The ARMC shall be appointed by the Board from amongst its members and shall consist of no fewer than three members, none of whom shall be alternate directors.
All the ARMC members must be non-executive directors, with the majority of the members, including the Chairman of the ARMC, shall be independent directors.
At least one member shall be a member of the Malaysian Institute of Accountants or a person approved under subparagraph 15.09(1)(c)(ii) of Bursa Malaysia ACE Market Listing Requirements.
Any vacancy resulting in the non-compliance of subparagraph 15.09(1) of Bursa Malaysia ACE Market Listing Requirements shall be filled within three months, and the Board shall review the terms of office and performance of the ARMC and each of its members at least once every three years to determine whether they have carried out their duties in accordance with their terms of reference.
The ARMC shall have the authority to investigate any matter within its terms of reference, and the resources required to perform its duties.
It shall also have full and unrestricted access to any information pertaining to the Company, and have direct communication channels with the external and internal auditors.

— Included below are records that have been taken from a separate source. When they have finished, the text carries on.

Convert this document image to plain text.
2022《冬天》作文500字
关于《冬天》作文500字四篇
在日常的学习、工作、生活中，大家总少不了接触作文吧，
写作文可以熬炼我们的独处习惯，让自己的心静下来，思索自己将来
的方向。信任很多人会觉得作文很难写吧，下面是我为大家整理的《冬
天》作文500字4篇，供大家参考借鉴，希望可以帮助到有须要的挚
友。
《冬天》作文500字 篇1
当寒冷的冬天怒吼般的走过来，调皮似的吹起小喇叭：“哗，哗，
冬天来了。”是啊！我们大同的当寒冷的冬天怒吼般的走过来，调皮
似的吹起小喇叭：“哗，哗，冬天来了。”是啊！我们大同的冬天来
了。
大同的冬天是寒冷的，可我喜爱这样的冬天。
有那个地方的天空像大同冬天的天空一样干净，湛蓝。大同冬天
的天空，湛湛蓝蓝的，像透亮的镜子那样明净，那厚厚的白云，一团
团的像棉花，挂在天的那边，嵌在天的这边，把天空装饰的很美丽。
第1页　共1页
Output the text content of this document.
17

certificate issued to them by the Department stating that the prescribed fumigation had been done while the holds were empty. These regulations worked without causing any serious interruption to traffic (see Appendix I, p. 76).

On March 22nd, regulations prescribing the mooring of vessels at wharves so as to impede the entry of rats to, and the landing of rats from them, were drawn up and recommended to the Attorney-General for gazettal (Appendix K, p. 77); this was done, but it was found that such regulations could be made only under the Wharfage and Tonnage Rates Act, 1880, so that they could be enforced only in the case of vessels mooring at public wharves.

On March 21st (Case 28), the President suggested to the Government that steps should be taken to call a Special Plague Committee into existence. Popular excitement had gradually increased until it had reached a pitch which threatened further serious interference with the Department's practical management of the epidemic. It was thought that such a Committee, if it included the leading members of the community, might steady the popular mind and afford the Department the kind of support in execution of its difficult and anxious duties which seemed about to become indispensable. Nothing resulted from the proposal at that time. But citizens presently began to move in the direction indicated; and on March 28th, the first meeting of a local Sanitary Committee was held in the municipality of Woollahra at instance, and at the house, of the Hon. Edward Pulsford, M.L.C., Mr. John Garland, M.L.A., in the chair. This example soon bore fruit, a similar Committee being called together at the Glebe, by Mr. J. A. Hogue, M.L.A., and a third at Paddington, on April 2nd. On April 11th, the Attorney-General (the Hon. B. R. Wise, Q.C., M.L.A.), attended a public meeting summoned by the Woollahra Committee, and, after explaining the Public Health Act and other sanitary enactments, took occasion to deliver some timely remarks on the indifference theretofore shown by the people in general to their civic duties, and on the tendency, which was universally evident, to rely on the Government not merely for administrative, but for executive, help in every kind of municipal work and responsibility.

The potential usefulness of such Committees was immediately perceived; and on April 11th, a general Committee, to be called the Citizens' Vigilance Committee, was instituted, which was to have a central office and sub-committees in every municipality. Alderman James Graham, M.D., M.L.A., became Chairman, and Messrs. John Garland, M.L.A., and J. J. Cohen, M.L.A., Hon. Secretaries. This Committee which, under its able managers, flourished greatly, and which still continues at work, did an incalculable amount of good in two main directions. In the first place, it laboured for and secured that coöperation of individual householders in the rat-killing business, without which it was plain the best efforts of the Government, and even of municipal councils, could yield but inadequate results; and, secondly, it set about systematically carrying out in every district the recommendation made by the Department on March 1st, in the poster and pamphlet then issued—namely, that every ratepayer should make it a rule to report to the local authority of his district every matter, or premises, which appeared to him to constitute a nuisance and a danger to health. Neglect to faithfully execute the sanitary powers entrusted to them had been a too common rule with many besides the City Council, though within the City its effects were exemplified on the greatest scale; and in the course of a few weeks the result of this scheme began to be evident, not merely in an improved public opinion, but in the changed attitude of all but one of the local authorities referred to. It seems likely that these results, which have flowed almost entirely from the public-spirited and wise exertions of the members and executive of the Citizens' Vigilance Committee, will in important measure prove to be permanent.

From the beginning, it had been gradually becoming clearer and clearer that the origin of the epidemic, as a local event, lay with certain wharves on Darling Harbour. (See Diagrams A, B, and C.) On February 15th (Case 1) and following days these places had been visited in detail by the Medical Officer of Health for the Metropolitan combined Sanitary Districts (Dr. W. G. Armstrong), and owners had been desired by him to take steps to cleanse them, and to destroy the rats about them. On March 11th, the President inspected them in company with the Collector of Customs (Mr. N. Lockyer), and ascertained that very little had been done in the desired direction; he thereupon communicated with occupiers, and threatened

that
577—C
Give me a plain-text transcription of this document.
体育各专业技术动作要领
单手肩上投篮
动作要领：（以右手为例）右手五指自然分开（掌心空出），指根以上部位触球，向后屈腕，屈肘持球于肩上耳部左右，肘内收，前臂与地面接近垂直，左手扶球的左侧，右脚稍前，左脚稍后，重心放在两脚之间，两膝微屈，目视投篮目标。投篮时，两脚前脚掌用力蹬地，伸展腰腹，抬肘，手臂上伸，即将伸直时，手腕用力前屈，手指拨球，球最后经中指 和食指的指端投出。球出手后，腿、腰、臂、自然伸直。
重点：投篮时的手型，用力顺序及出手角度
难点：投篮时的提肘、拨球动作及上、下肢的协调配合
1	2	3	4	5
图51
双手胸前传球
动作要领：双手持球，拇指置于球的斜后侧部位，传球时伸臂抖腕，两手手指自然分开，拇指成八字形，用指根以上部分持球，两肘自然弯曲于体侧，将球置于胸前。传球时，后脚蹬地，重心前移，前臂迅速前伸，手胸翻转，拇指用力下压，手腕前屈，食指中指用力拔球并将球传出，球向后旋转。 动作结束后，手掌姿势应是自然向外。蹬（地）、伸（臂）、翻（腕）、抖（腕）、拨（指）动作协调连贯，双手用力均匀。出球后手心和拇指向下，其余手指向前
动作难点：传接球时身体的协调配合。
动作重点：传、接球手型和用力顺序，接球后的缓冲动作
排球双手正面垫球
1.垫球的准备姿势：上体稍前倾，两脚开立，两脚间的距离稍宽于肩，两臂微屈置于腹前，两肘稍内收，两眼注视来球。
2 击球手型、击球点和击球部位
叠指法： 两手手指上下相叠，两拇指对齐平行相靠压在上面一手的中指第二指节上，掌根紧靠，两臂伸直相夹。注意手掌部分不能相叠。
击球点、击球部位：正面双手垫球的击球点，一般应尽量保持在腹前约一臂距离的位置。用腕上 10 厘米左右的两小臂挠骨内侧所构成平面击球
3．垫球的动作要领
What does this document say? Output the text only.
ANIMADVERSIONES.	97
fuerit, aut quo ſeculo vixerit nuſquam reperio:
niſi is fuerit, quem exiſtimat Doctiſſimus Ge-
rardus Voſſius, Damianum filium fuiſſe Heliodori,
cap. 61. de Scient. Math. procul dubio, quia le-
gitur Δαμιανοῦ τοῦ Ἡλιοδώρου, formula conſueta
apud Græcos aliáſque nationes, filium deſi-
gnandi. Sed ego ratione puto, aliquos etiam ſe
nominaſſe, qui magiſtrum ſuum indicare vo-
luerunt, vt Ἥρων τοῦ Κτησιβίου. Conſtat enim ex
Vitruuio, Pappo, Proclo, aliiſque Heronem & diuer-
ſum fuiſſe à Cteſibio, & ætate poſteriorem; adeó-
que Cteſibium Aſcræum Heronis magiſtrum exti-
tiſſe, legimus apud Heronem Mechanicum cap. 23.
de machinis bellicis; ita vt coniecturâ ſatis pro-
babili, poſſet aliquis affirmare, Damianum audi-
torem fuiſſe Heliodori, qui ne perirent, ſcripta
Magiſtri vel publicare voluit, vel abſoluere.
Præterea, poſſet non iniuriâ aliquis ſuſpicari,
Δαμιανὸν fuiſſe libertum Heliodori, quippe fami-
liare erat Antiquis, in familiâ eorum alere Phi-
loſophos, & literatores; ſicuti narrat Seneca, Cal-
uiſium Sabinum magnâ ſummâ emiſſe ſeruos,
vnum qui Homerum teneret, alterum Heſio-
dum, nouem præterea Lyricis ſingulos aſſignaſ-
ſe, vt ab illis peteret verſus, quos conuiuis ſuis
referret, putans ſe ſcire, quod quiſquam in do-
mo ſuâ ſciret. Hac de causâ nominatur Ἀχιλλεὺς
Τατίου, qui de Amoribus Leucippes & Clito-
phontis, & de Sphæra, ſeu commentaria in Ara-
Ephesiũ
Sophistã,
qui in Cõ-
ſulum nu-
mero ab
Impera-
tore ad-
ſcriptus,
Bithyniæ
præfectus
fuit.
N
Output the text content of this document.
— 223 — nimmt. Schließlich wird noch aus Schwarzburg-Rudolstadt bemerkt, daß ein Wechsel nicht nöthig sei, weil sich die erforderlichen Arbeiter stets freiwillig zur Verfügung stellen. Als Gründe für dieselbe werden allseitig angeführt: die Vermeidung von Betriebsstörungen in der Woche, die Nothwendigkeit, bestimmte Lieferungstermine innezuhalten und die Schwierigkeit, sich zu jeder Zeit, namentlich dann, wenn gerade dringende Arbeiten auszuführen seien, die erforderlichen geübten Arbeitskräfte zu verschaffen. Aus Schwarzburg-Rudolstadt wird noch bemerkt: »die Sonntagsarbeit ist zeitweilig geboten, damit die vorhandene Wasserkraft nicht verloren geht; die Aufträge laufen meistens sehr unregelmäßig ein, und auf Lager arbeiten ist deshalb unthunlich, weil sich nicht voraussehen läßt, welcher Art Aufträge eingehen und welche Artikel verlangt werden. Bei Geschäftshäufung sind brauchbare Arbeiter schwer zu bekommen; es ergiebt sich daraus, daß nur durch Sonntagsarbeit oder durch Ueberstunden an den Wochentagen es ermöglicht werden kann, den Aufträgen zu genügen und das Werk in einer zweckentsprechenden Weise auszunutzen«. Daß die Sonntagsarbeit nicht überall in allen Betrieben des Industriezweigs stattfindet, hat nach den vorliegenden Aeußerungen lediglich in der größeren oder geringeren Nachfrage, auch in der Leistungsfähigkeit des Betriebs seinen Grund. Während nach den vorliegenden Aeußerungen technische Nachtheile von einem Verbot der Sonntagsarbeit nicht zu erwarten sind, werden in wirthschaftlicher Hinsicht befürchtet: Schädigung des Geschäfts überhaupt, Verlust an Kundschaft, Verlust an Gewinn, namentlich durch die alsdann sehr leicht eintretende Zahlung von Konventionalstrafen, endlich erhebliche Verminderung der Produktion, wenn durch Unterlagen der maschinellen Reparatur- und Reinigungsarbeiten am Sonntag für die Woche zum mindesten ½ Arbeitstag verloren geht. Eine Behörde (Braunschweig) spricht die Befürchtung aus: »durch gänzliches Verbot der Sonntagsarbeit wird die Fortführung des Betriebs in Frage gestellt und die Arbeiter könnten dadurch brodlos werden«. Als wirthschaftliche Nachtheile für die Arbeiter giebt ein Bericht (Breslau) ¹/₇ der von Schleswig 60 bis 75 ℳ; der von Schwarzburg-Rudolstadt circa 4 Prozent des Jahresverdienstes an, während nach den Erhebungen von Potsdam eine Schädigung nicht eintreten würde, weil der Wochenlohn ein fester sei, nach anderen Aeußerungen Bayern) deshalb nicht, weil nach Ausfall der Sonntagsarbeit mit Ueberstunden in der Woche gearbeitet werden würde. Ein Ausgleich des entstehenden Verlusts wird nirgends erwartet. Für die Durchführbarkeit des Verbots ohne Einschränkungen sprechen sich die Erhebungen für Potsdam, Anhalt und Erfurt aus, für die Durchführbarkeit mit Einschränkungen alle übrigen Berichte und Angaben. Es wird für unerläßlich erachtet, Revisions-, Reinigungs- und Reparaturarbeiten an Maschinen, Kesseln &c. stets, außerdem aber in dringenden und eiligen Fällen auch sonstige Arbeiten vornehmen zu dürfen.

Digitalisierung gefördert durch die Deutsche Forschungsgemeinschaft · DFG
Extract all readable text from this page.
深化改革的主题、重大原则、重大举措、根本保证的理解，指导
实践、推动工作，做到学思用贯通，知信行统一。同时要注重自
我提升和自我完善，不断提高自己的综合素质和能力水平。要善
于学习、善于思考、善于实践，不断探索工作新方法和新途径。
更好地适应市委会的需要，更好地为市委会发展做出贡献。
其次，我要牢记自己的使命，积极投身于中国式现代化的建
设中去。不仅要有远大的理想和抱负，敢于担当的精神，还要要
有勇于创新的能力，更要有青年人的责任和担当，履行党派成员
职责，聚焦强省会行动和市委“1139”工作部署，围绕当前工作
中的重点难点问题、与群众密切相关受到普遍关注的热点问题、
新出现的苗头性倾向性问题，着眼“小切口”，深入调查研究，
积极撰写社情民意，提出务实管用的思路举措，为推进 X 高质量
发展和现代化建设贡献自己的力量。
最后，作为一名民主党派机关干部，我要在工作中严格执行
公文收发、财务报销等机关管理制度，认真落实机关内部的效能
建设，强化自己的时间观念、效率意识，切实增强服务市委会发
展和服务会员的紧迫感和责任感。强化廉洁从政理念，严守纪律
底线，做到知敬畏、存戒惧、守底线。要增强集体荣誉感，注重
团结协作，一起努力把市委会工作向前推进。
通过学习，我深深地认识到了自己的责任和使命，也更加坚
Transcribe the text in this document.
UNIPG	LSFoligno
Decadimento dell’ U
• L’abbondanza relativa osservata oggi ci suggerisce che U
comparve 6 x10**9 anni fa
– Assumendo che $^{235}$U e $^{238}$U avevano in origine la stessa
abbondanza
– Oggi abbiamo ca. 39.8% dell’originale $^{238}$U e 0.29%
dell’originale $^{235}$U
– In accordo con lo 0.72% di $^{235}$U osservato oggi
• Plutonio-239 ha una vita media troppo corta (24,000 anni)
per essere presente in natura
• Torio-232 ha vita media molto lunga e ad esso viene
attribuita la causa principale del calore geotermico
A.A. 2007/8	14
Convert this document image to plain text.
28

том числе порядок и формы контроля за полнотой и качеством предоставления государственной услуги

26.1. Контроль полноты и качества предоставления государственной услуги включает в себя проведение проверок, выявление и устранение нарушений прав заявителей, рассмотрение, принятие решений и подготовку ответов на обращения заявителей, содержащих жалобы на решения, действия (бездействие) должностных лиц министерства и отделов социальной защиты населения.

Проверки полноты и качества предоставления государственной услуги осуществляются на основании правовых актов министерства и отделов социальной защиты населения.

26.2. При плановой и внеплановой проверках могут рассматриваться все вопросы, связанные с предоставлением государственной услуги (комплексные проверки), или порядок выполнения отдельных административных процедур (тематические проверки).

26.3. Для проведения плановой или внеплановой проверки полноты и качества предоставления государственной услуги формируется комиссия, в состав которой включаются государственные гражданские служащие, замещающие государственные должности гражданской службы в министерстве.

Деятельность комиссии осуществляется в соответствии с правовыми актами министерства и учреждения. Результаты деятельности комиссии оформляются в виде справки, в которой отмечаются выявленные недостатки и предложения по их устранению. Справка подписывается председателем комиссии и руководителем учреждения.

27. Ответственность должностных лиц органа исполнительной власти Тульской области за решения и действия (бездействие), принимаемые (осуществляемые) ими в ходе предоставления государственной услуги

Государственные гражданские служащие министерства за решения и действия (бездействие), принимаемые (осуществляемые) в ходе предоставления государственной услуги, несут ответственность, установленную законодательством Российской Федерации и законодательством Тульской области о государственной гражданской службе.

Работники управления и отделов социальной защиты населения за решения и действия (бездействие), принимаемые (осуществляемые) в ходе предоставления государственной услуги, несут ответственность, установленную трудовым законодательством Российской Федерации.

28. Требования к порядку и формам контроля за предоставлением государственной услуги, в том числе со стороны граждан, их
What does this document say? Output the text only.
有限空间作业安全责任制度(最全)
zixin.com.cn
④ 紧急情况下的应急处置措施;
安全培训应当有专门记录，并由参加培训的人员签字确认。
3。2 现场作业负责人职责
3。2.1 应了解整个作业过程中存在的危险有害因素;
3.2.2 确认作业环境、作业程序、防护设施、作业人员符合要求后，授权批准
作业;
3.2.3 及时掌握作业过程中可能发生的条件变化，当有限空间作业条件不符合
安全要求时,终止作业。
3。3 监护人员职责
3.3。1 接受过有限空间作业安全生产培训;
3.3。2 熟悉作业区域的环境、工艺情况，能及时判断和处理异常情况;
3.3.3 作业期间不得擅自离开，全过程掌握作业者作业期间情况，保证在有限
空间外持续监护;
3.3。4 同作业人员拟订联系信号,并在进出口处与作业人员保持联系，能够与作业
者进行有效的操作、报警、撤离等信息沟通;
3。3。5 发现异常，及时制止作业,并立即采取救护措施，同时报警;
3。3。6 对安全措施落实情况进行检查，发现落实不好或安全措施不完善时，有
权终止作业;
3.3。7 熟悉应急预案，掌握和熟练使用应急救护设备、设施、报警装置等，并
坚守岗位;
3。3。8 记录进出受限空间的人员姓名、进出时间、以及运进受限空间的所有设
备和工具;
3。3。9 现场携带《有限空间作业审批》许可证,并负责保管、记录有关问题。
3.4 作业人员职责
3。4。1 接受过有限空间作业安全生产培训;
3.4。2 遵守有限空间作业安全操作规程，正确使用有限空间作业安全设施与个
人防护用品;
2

The ARMC should be able to obtain independent professional or other advice, and be able to convene meetings with the external auditors, excluding the attendance of its executive members, whenever deemed necessary.
The ARMC shall meet at least four times a year, and as many times as it deems necessary.
The majority of members present shall be independent directors in order to form a quorum.
The Company Secretary of the Company shall act as the Secretary of the ARMC, and shall draw up an agenda for circulation together with the relevant support papers at least one week prior to each meeting to the members.
The Company Secretary shall also be responsible for keeping the minutes of the meetings, which shall be circulated to the members of the Board as well.
The ARMC shall meet at least twice a year with the management and the internal and external auditors in separate sessions without the presence of any executive Board member.
The functions of the ARM Committee include the following:
- To review, and report the same to the Board:
- with the external auditors, the nature and scope of its audit plan, its evaluation of the system of internal controls and its audit report;
- the assistance given by the Company’s employees to the external auditors;
- the adequacy of the scope, functions and resources of the internal audit functions and that it has the necessary authority to carry out its work;
- the internal audit programme, processes, the results of the internal audit programme, processes or investigation undertaken and whether or not appropriate action is taken on the recommendations of the internal audit function;
- the quarterly results and year-end financial statements prior to the approval by the Board, focusing on:
- changes in or implementation of major accounting policy changes;
- significant and unusual events; and
- compliance with accounting standards and other legal requirements;
- any problems or reservations arising from the interim and final audits, and any matter which the external auditors may wish to discuss (in the absence of management where necessary);
- the external auditors’ management letter, and management’s response;
- any related party transactions and conflict of interests situation that may arise within the Company or Group including any transactions, procedures or course of conducts that raises questions of management integrity; and
- the appointment of the external auditors, their audit fees and any questions of its dismissal or resignation
- To recommend the nomination of the external auditors.
- To consider other matters as defined by the Board.